In this pic above, that I shared in my previous post about my plein air painting class, you can see I've got my paintbrushes plopped right on my palette.  There's also some tubes of paint that can't be seen in the photo, also plopped onto the palette.  As a result, I would pick up a paintbrush to use and there would be oil paint all over the handles.  And the next thing you'd know, there would be oil paint on not just my hands, but also my upper arms, my shirt, my elbows.... yeah, basically everywhere!  Or the painty brushes would roll off my palette and drop onto my shoe or leg, spreading even more paint mess.  I'm typically a messy artist to begin with, so this just made things worse.  I needed a solution, and I needed it fast, and I came up with what you can see at the top of the post and below.

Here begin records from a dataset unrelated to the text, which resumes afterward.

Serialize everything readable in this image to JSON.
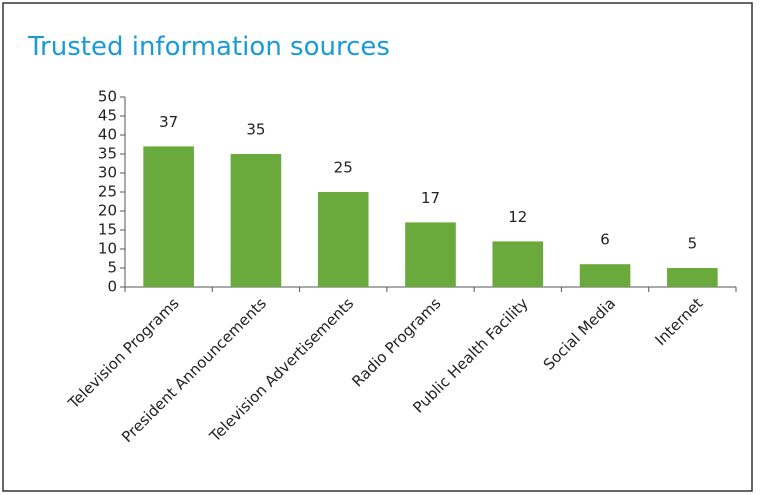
{
  "chart_data": {
    "type": "bar",
    "title": "Trusted information sources",
    "categories": [
      "Television Programs",
      "President Announcements",
      "Television Advertisements",
      "Radio Programs",
      "Public Health Facility",
      "Social Media",
      "Internet"
    ],
    "values": [
      37,
      35,
      25,
      17,
      12,
      6,
      5
    ],
    "color": "#6aaa3c",
    "ylim": [
      0,
      50
    ],
    "yticks": [
      0,
      5,
      10,
      15,
      20,
      25,
      30,
      35,
      40,
      45,
      50
    ]
  }
}
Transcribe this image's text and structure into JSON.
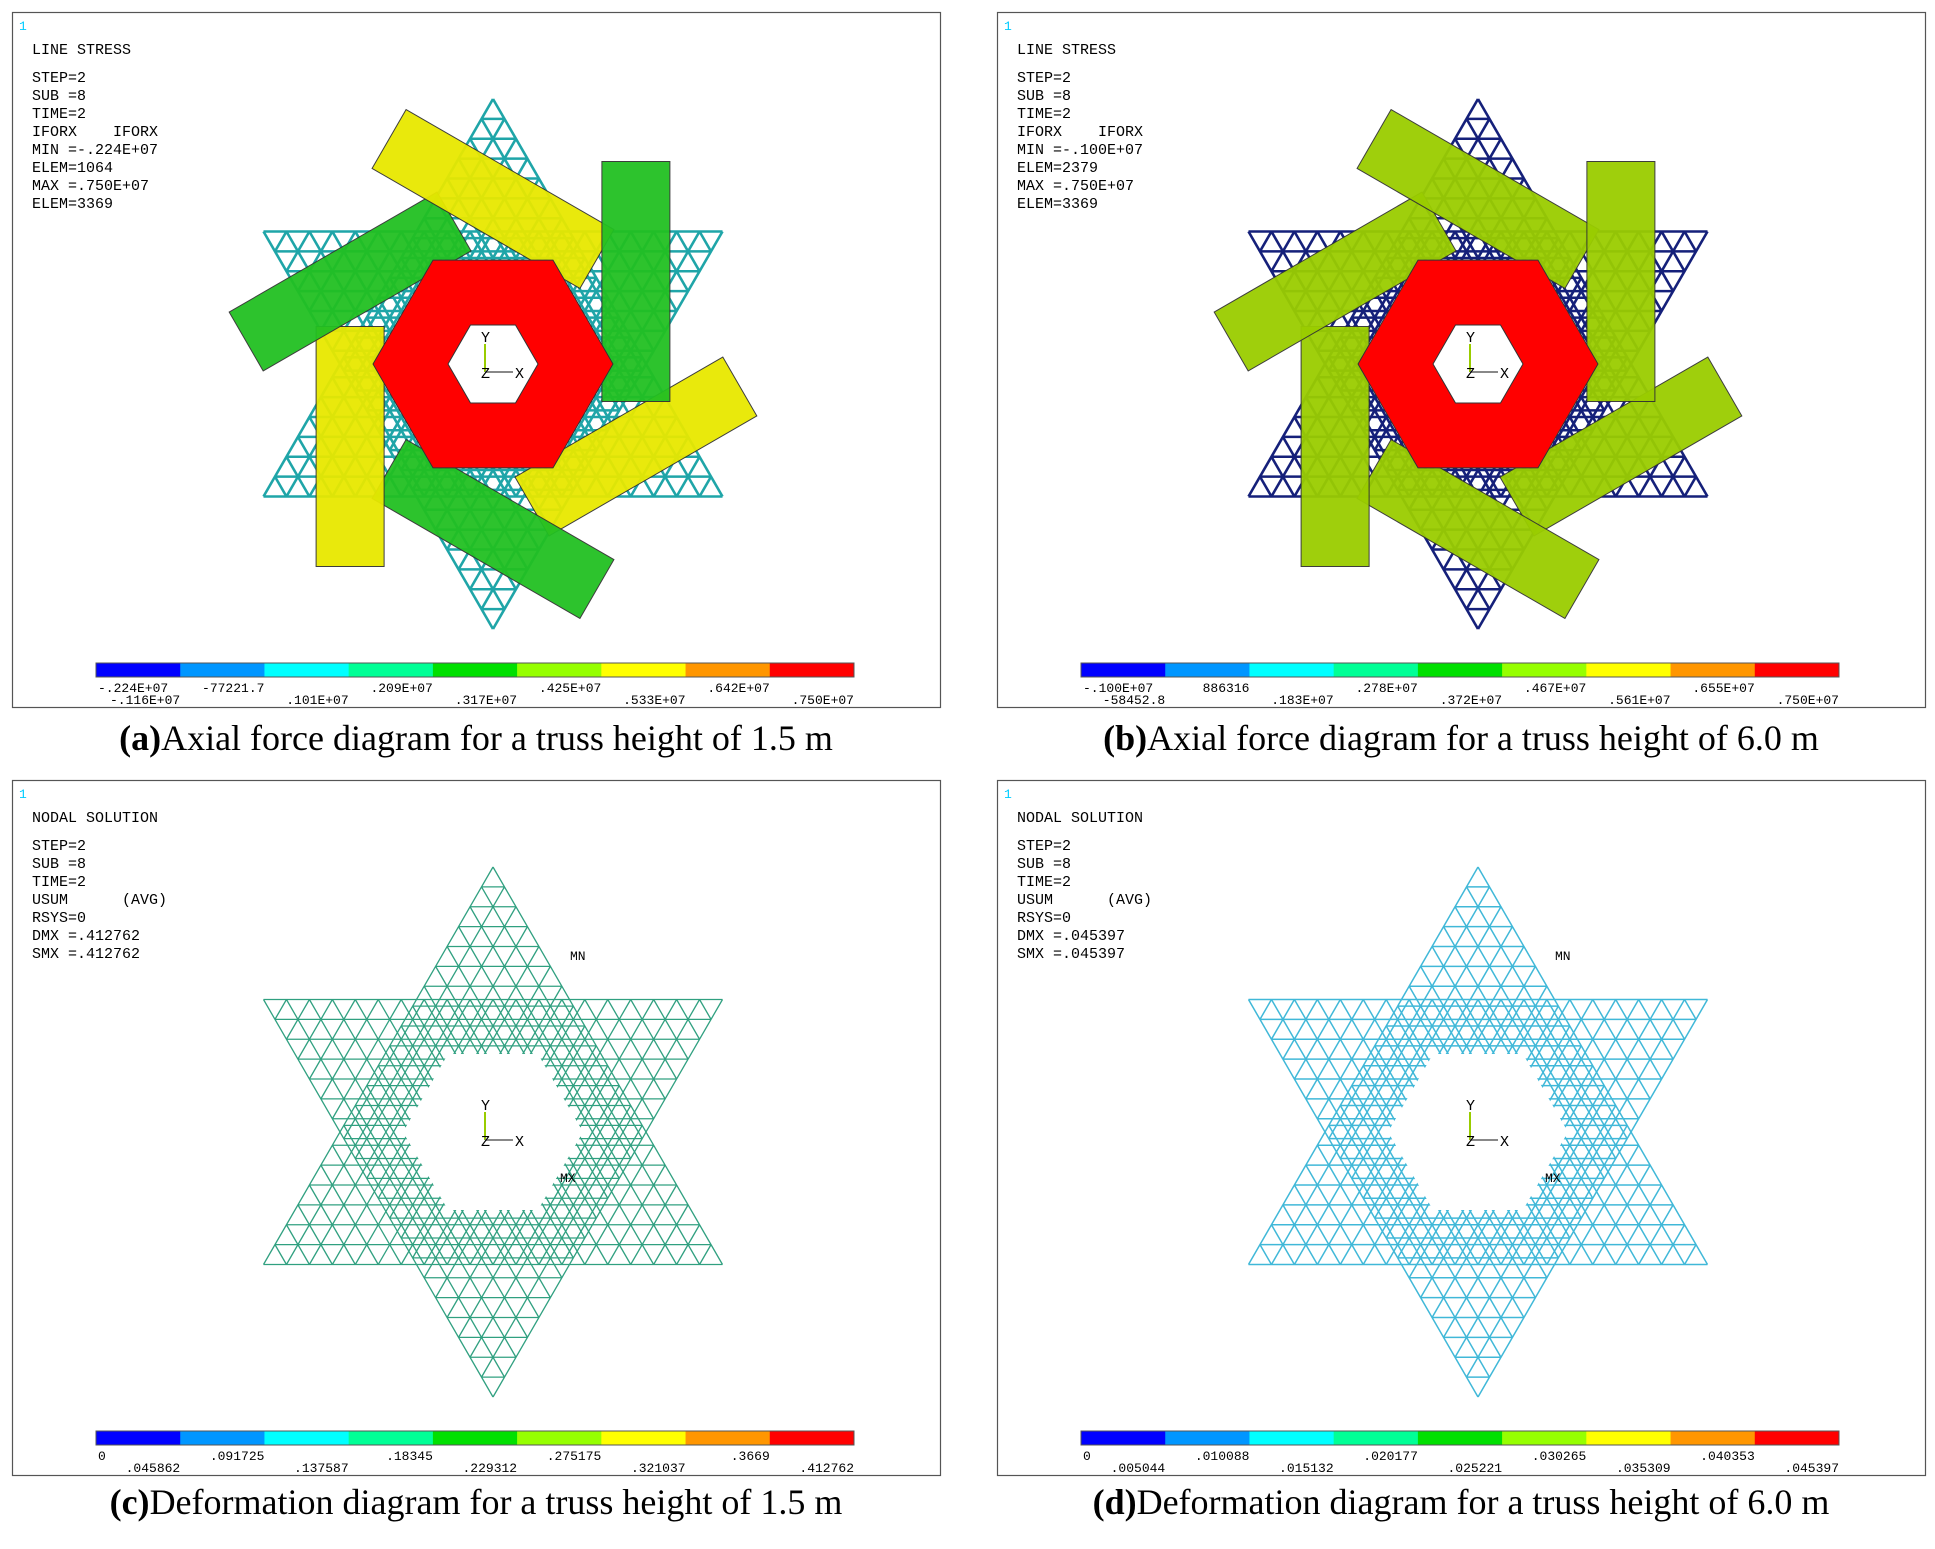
{
  "colorbar_colors": [
    "#0000ff",
    "#0096ff",
    "#00ffff",
    "#00ff96",
    "#00e000",
    "#96ff00",
    "#ffff00",
    "#ff9600",
    "#ff0000"
  ],
  "panels": [
    {
      "window_number": "1",
      "header": [
        "LINE STRESS",
        "STEP=2",
        "SUB =8",
        "TIME=2",
        "IFORX    IFORX",
        "MIN =-.224E+07",
        "ELEM=1064",
        "MAX =.750E+07",
        "ELEM=3369"
      ],
      "triad": {
        "y": "Y",
        "z": "Z",
        "x": "X"
      },
      "colorbar_labels": [
        "-.224E+07",
        "-.116E+07",
        "-77221.7",
        ".101E+07",
        ".209E+07",
        ".317E+07",
        ".425E+07",
        ".533E+07",
        ".642E+07",
        ".750E+07"
      ],
      "caption_label": "(a)",
      "caption": "Axial force diagram for a truss height of 1.5 m"
    },
    {
      "window_number": "1",
      "header": [
        "LINE STRESS",
        "STEP=2",
        "SUB =8",
        "TIME=2",
        "IFORX    IFORX",
        "MIN =-.100E+07",
        "ELEM=2379",
        "MAX =.750E+07",
        "ELEM=3369"
      ],
      "triad": {
        "y": "Y",
        "z": "Z",
        "x": "X"
      },
      "colorbar_labels": [
        "-.100E+07",
        "-58452.8",
        "886316",
        ".183E+07",
        ".278E+07",
        ".372E+07",
        ".467E+07",
        ".561E+07",
        ".655E+07",
        ".750E+07"
      ],
      "caption_label": "(b)",
      "caption": "Axial force diagram for a truss height of 6.0 m"
    },
    {
      "window_number": "1",
      "header": [
        "NODAL SOLUTION",
        "STEP=2",
        "SUB =8",
        "TIME=2",
        "USUM      (AVG)",
        "RSYS=0",
        "DMX =.412762",
        "SMX =.412762"
      ],
      "triad": {
        "y": "Y",
        "z": "Z",
        "x": "X"
      },
      "extremes": [
        "MN",
        "MX"
      ],
      "colorbar_labels": [
        "0",
        ".045862",
        ".091725",
        ".137587",
        ".18345",
        ".229312",
        ".275175",
        ".321037",
        ".3669",
        ".412762"
      ],
      "caption_label": "(c)",
      "caption": "Deformation diagram for a truss height of 1.5 m"
    },
    {
      "window_number": "1",
      "header": [
        "NODAL SOLUTION",
        "STEP=2",
        "SUB =8",
        "TIME=2",
        "USUM      (AVG)",
        "RSYS=0",
        "DMX =.045397",
        "SMX =.045397"
      ],
      "triad": {
        "y": "Y",
        "z": "Z",
        "x": "X"
      },
      "extremes": [
        "MN",
        "MX"
      ],
      "colorbar_labels": [
        "0",
        ".005044",
        ".010088",
        ".015132",
        ".020177",
        ".025221",
        ".030265",
        ".035309",
        ".040353",
        ".045397"
      ],
      "caption_label": "(d)",
      "caption": "Deformation diagram for a truss height of 6.0 m"
    }
  ]
}
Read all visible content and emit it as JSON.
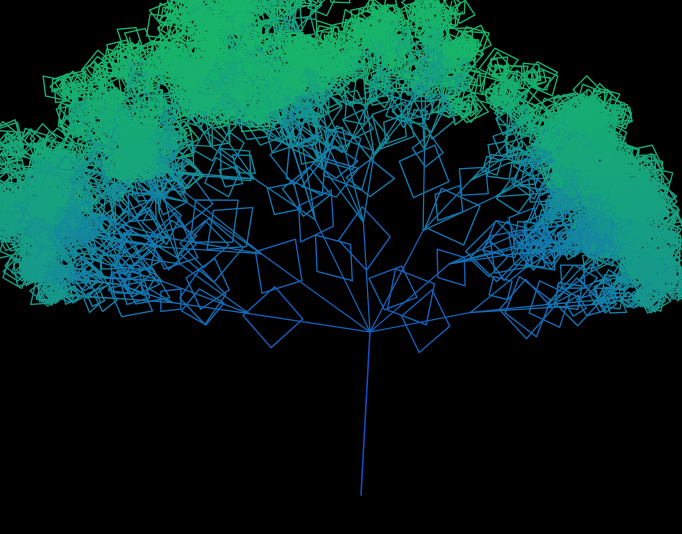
{
  "scene": {
    "background_color": "#000000",
    "subject": "fractal-tree",
    "render_style": "wireframe",
    "branch_shape": "diamond",
    "gradient": {
      "trunk_color": "#1a3fc8",
      "mid_color": "#1378b0",
      "tip_color": "#18b46a"
    }
  }
}
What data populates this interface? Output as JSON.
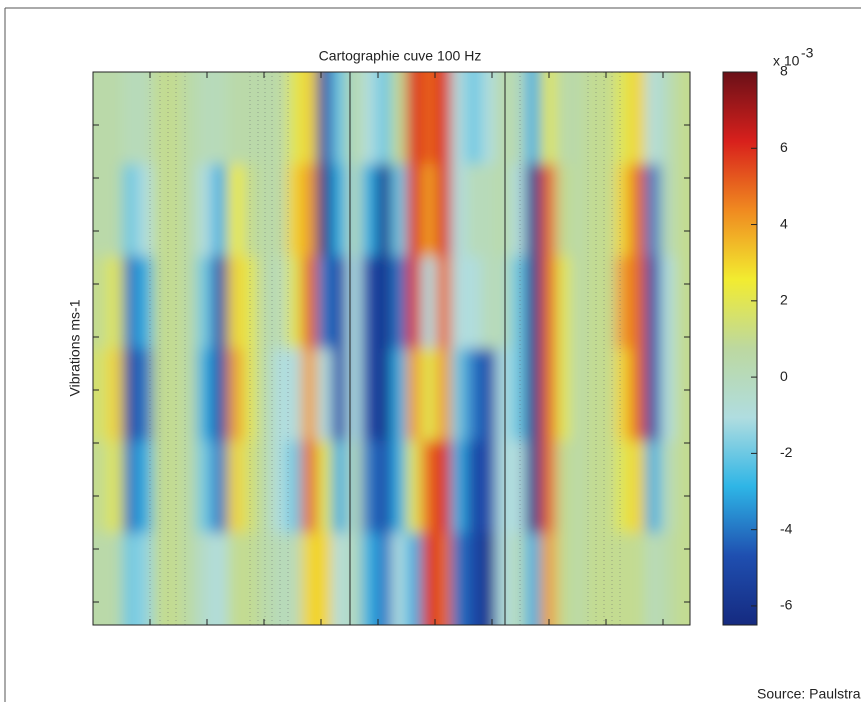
{
  "chart_data": {
    "type": "heatmap",
    "title": "Cartographie cuve 100 Hz",
    "y_label": "Vibrations ms-1",
    "z": [
      [
        0.5,
        0.5,
        0,
        0,
        1,
        1,
        0.5,
        0,
        0,
        0.5,
        0.5,
        0.5,
        0.5,
        2,
        3,
        -5,
        -2,
        0.5,
        -1,
        -2,
        1,
        6,
        5,
        6,
        -1,
        -2,
        -1,
        0.5,
        0,
        -3,
        2,
        0.5,
        0.5,
        1,
        1,
        2,
        3,
        -1,
        0,
        1
      ],
      [
        0.5,
        0.5,
        -2,
        -1,
        1,
        1,
        0.5,
        -1,
        -3,
        2.5,
        1,
        0.5,
        0.5,
        3,
        4,
        -6,
        -3,
        0,
        -3,
        -6,
        -2,
        6,
        4,
        6,
        -1,
        0,
        0,
        0.5,
        -1,
        -6,
        5,
        1,
        0.5,
        1,
        1,
        3,
        5,
        -4,
        0,
        1
      ],
      [
        1,
        2,
        -4,
        -3,
        1,
        1,
        0.5,
        -2,
        -5,
        3,
        2,
        0.5,
        0,
        2,
        5,
        -4,
        -5,
        -1,
        -5,
        -6,
        -4,
        6,
        -1,
        5,
        -1,
        -1,
        0,
        0,
        -2,
        -6,
        5,
        2,
        0.5,
        1,
        1,
        4,
        5,
        -5,
        -1,
        1
      ],
      [
        1.5,
        3,
        -5,
        -4,
        1,
        1,
        0.5,
        -3,
        -5,
        4,
        2,
        0.5,
        -1,
        -1,
        4,
        -1,
        -5,
        -1,
        -5,
        -6,
        -3,
        4,
        2,
        4,
        -2,
        -4,
        -5,
        -1,
        -2,
        -6,
        5,
        2,
        0.5,
        1,
        1,
        3,
        5,
        -5,
        -1,
        1
      ],
      [
        1,
        2,
        -4,
        -3,
        1,
        1,
        0.5,
        -2,
        -4,
        3,
        1.5,
        0.5,
        -1,
        -2,
        5,
        2,
        -3,
        0,
        -4,
        -5,
        -3,
        2,
        5,
        6,
        -3,
        -5,
        -5,
        -1,
        -1,
        -6,
        5,
        1,
        0.5,
        1,
        1,
        2,
        3,
        -3,
        0,
        1
      ],
      [
        0.5,
        0.5,
        -2,
        -1.5,
        1,
        1,
        0.5,
        -0.5,
        -1,
        1,
        1,
        0.5,
        0,
        0,
        3,
        3,
        -1,
        0,
        -3,
        -4,
        -1,
        -3,
        6,
        5,
        -4,
        -5,
        -6,
        -1,
        0,
        -3,
        4,
        1,
        0.5,
        1,
        1,
        1,
        1,
        0,
        0.5,
        1
      ]
    ],
    "clim": [
      -6.5,
      8
    ],
    "cticks": [
      -6,
      -4,
      -2,
      0,
      2,
      4,
      6,
      8
    ],
    "colorbar_multiplier": {
      "base": "x 10",
      "exponent": "-3"
    },
    "colormap": [
      "#152a80",
      "#1f4fb0",
      "#2eb5e6",
      "#b0dde0",
      "#bcd8a0",
      "#f2ec30",
      "#f08a20",
      "#d8201c",
      "#6a1018"
    ],
    "source": "Source: Paulstra"
  }
}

Let me explain about the easel, to better understand what I've invented.  For plein air painting, I'm using a French easel.  If you are unfamiliar with what a French easel is, it is a simple and fabulous invention.  You start with a box that may weigh maybe 12-15 pounds (plus the weight of the stuff you put inside the box).  The box has a carrying strap.  It takes no more than 3 or 4 minutes to pop out the legs and get the easel standing.  Inside the box, there is room for a whole bunch of paints, my metal medium cup, brushes, palette knives, drawing utensils, and a nice sized palette.  Seriously!!  Here are pics of French easels, closed and opened.
Searching online, I found contraptions of a few different types: little cups that clip onto the easel, and an aluminum clip-on shelf called "Shelf Help".  I didn't like the cups, since I also wanted a place to put a tube of paint, and prices for the Shelf Help ranged from a low of $32 to close to $50.  But it wasn't available for free shipping, and so the least expensive option, with shipping and tax, still came in at slightly over $40, for something that looked like a toaster oven pan with a notch cut out, and with a shelf bracket to support it.  Not worth $40.  So after looking unsuccessfully elsewhere, I ended up shopping at Tuesday Afternoon, where I found a closet door hanger for belts or hats, and a metal tray, open at one end, for "guest towels".  I brought them home with my fingers crossed that something would work.
The closet door hanger fit beautifully over the open drawer of the easel!!  And then I used the packaging twist ties to hold the little open-ended basket on top of the hangers.  And you know what?  It seems PERFECT!!   I can't wait to test it out "in the field" sometime during the next few days!  And the best part?  It cost me just $12, total!  I may consider rigging some wire to form "cradles" to rest the brushes, so they don't bump into each other, but that seems easy.  Or I may lay a piece of paper-toweling on the bottom to keep things clean.  Either way, I'm totally thrilled that I no longer have to put my brushes right on the palette when it is loaded with paint.  And the bonus is that below the little basket, there are three hooks (as you can see in the right-hand pic below) suitable for holding anything from a container of brush cleaner, to paint rags, or even my hat. 
By the way, I looked it up, and it appears that the phrase "necessity is the mother of invention" may have originated with Plato. Wherever the origin, the phrase made sense today, and I'm rather proud of my  cute invention!!